Representatives from the Tennessee House Minority Caucus unveiled their domestic violence package this week in response to the ongoing saga with President Trump’s White House staff secretary Rob Porter.
Porter resigned on February 7 amid accusations of domestic abuse at the hands of two ex-wives and an ex-girlfriend. All indications are that the Trump Administration knew about Porter’s past and kept him on despite the credible accusations that prevented him from passing FBI scrutiny for a security clearance.
“We are here today because all of us have seen the national news and we’ve seen a White House that is unwilling to address domestic abuse and is willing to make excuses,” said Rep. Raumesh Akbari of Memphis. “It’s not something we can trivialize or politicize.
Akbari introduced a bill (HB 1861) that establishes employment protections for people who are victims of domestic abuse or sexual assault to attend court, meet with law enforcement, attend counseling, or find new housing.
“The bottom line is if you have someone who has been abused or have the potential to be abused, we are trying to do whatever to make sure they are protected.”
Other bills introduced included:
HB 0849, by Rep. G. A. Hardaway, that would direct funds from domestic assault fines to be used to pay for global positioning monitoring for indigent domestic abuse and stalking defendants.
HB 2404, by Rep. Dwayne Thompson, that would require sentencing judges to order abusers to complete a drug or alcohol treatment program.
HB 2632, by Representatives Johnnie Tuner and G. A. Hardaway Hardaway, which would require any law enforcement officer responding to alleged domestic abuse who finds a minor, may have been present during the alleged abuse to determine whether the child is a victim of abuse or neglect.
“The Democratic Caucus has always cared about protecting women,” said state Rep. Antonio Parkinson. Parkinson referenced Kimberly’s Law, which changed Tennessee law so that violent rapists must serve 100% of their sentence without credit for good behavior. “These legislations continue in that same trajectory,” he said.
Rep. Hardaway said that he and his colleagues are addressing this issue on a state level.
“We know there will be absolutely nothing coming out of the White House to aid those women and children who are in distress from domestic violence,” Hardaway said. “We felt that if we don’t do something, no one will.”
Time off for domestic violence fails in committee
Legislation by state Sen. Jeff Yarbro that would have given up to eight days leave for women who experience domestic violence failed for lack of a second in Senate Judiciary Committee.

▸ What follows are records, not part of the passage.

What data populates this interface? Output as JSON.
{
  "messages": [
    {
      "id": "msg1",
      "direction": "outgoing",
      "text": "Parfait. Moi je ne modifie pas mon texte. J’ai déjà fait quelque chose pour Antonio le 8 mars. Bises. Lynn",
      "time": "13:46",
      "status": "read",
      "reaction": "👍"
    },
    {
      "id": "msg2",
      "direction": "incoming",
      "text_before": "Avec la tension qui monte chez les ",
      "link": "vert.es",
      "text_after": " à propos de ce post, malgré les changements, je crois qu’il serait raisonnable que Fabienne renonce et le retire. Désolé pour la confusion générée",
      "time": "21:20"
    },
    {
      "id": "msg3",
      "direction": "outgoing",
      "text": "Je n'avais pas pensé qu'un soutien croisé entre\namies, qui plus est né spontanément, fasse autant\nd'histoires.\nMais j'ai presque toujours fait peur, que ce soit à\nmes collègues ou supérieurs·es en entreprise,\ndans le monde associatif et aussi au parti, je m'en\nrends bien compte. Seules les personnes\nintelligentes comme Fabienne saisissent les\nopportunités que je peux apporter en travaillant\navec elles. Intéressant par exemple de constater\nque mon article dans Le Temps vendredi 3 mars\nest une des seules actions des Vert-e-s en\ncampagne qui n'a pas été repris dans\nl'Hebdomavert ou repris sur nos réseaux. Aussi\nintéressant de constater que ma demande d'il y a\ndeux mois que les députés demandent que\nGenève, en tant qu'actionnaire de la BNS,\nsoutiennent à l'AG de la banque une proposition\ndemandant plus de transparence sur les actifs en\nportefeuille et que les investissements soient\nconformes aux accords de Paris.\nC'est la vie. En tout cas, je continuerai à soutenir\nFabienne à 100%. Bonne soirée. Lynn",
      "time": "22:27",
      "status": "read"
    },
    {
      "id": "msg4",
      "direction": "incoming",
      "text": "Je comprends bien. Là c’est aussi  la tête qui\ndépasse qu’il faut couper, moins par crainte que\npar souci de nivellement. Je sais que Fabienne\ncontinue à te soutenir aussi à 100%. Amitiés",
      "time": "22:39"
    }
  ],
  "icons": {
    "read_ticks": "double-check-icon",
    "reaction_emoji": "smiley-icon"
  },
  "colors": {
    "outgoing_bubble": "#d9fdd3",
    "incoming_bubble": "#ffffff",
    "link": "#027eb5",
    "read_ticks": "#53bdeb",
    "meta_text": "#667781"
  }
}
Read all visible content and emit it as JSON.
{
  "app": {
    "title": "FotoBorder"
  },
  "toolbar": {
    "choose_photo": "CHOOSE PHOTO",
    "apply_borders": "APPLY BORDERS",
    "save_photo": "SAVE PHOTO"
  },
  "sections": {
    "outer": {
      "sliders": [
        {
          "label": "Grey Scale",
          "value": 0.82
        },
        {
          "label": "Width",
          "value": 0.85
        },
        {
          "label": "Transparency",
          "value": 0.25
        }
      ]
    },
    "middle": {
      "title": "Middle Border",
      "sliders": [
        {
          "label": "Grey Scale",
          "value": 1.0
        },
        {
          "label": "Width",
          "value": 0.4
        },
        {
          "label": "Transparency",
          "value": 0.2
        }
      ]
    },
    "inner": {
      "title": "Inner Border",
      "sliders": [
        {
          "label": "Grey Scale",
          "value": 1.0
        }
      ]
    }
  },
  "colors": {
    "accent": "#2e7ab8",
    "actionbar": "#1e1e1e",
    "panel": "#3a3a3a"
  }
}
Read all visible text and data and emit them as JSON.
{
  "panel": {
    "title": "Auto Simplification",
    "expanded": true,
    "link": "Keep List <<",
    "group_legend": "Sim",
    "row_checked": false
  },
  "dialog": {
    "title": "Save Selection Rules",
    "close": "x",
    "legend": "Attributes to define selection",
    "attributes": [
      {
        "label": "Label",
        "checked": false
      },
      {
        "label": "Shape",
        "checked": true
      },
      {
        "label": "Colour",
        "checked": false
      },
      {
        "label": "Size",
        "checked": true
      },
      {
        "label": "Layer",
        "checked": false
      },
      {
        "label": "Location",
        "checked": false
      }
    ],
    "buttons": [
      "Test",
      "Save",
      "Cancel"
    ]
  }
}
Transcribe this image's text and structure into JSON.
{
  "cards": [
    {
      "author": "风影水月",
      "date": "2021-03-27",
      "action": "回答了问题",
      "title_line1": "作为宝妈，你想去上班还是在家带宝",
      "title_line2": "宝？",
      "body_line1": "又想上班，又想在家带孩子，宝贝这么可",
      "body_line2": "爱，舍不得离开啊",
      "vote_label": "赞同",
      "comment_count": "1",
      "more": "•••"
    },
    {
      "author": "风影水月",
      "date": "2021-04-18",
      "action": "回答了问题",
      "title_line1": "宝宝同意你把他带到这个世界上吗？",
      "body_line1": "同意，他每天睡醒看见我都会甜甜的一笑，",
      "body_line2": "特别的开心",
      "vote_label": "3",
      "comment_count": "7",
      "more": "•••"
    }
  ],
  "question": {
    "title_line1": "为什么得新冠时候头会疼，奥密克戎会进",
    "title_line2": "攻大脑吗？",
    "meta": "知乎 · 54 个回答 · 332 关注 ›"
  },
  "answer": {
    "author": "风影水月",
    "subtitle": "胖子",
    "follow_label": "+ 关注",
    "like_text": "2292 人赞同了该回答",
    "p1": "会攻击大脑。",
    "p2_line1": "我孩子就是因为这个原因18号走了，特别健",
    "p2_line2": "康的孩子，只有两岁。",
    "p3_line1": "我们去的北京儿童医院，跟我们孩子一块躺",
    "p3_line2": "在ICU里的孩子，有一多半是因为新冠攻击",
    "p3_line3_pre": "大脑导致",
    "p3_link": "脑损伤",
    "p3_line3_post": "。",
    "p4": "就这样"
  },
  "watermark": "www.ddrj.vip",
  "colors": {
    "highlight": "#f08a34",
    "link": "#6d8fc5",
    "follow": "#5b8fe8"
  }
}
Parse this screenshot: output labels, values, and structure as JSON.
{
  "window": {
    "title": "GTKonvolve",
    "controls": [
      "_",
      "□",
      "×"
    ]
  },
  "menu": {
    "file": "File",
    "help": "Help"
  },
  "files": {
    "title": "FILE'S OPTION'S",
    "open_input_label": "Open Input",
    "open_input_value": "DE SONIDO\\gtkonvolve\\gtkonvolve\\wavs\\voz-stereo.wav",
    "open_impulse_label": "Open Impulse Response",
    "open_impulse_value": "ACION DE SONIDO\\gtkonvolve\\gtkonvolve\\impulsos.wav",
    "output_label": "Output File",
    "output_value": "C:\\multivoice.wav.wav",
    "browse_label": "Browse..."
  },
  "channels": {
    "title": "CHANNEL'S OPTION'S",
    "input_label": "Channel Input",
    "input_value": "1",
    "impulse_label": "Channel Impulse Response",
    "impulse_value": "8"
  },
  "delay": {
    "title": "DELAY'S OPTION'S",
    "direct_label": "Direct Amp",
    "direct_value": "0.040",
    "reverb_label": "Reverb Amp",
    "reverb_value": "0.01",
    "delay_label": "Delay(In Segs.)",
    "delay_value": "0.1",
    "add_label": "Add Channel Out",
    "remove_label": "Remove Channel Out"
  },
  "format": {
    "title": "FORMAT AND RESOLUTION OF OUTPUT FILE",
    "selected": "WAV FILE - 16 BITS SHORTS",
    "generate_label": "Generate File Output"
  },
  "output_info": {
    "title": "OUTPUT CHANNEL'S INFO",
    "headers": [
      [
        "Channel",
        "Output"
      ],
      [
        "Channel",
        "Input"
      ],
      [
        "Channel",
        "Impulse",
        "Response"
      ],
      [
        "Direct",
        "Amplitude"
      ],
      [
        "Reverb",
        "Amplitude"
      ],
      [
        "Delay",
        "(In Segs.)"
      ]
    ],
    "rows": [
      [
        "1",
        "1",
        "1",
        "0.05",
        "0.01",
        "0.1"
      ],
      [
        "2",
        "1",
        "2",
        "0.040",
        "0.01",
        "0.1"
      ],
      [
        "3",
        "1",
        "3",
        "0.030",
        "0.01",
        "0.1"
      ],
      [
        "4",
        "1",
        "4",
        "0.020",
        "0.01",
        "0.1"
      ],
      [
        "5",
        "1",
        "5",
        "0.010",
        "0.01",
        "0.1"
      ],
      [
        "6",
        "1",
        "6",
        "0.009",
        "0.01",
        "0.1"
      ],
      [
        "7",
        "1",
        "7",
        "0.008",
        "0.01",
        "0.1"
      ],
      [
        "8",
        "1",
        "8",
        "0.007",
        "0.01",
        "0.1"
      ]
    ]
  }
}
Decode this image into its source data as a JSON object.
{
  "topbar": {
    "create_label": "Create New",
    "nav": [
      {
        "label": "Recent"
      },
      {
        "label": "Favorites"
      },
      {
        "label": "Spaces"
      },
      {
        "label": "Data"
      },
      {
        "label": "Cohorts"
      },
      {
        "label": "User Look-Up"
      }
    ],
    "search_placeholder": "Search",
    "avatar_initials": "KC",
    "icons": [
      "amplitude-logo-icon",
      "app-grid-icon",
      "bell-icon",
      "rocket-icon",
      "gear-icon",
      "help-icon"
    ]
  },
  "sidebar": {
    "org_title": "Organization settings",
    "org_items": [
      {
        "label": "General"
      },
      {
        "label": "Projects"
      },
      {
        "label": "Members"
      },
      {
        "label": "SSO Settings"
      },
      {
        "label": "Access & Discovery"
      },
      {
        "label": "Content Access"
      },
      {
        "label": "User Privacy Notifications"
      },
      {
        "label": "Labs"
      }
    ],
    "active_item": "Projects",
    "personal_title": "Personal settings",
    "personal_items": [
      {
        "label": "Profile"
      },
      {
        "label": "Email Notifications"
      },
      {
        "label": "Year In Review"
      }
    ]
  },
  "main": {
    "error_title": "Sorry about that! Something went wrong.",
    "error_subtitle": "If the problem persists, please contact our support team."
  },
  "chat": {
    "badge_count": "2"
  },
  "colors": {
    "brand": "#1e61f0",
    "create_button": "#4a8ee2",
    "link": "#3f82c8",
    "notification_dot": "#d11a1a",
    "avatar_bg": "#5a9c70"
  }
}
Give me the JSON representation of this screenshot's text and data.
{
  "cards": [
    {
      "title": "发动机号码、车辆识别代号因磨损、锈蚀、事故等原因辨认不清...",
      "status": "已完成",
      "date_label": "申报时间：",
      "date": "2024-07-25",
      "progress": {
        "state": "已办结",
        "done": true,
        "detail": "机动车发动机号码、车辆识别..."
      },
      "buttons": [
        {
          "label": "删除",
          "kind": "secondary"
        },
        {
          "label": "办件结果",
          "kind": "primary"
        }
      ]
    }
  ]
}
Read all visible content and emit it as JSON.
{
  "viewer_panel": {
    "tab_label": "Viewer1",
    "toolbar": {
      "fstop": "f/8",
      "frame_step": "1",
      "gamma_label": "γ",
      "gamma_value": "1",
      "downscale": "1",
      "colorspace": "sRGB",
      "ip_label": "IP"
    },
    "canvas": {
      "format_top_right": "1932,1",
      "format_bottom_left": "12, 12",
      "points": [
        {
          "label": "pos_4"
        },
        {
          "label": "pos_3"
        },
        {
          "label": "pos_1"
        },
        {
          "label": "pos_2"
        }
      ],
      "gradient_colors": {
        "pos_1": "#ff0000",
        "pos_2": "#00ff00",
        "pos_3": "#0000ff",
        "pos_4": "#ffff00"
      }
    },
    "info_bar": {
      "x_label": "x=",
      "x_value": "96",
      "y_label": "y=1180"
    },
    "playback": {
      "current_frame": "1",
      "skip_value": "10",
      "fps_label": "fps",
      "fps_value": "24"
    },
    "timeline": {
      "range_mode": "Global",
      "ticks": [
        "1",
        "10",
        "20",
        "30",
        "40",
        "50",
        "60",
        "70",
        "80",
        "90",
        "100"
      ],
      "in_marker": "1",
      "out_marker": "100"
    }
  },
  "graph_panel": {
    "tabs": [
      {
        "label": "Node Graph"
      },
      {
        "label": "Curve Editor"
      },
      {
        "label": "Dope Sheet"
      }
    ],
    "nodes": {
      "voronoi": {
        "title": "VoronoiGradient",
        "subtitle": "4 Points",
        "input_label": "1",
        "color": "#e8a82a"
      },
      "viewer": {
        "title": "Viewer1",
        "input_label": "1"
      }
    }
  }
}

“Tennessee is fourth in the nation for women killed by men,” Sen. Jeff Yarbro said. “We ought to do everything we can to ensure the safety of women who experience violence at home, and unfortu-nately women can be fired for missing work to seek orders of protection, going to court during work hours, and sometimes even for getting medical care.
“This is something we ought to talk about, and it’s sad that seven senators sat in silence instead.”
SB 1769 provides up to eight days leave to seek medical attention, counseling or legal assistance; seek serv-ices through a shelter or crisis center; or meet with an attorney or law enforcement. The bill also says that emplo-yees cannot be term-inated for experiencing domestic violence.
“The last thing we want is for women to avoid getting help because they fear for loss of income,” Yarbro said. “The state’s own experts say domestic violence results in over $57 million in lost wages and work hours. That should tell us we have a real problem here worthy of our attention.”
Under Senate rules, the bill can be considered again in committee. Companion legislation, sponsored by Rep. Raumesh Akbari, is still pending in the House.